The goal is to ensure the platform is always integrated to deliver value faster, and that teams can test and deploy code in minutes not days. The benefit is scale. Even the largest enterprise software organizations have resource constraints and alliance priorities. Partners help every business extend their capabilities, providing expertise, relationships, engineering know-how, and sales or marketing reach you might not have today. They bridge gaps across security, issue detection, reporting, compliance, and cost management to deliver on the promise of continuous testing and reliability for end users.

Too often, building an application in isolation means individual organizations determine the type of testing that is done without taking partners into consideration. Collaboration needs to be end-to-end. Integration partners must communicate roadmap changes so they can plan feature rollouts and set expectations for testing future releases. This process is critical because, by design, integration testing will help shake out errors and evaluate the behavior and performance of the platform. More importantly, integrated testing provides confidence to partners on delivery, and in turn, provides consistency and cohesion in the communication of updates to end users.

After all, technical partnerships and product integration are wasted if the partnership stops at testing. Part of our responsibility to our customers is to work with our partners — with the companies that make the other tools customers use — to deliver education and awareness. If a customer isn't taking full advantage of the integrations you've built, then the value you've invested in building is for naught. Business development and marketing alliance managers need to conceive joint go-to-market campaigns that explain the joint value proposition. Look for intersection points in the business challenges and how customers can expeditiously overcome issues with advanced automation in every part of the software lifecycle.

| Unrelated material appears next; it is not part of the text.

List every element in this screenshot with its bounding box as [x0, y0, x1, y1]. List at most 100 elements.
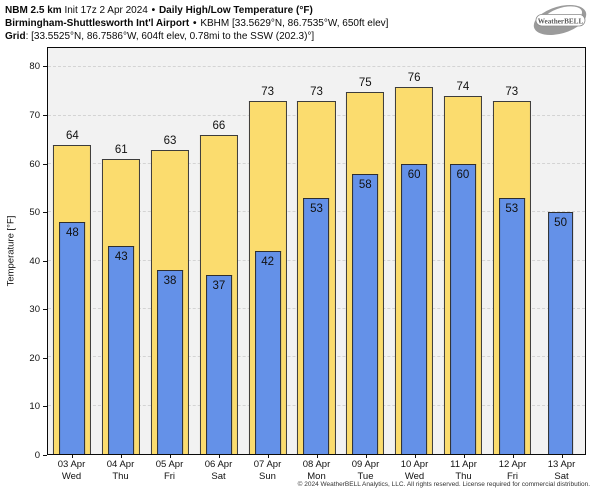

Getting Started with DevOps Partnerships

Automation as well as collaboration, monitoring, and tool-chain pipelines are all at the heart of DevOps best practices. Along with the best tools, development and engineering teams have the opportunity to bring together a mindset change to build a better mousetrap. This means embracing the partner model as part of, not separate to, the DevOps culture. The payoff is a continuous approach to software services reliability that removes chaos and overhead, leads with automation, and achieves the scale that modern enterprises need to thrive today.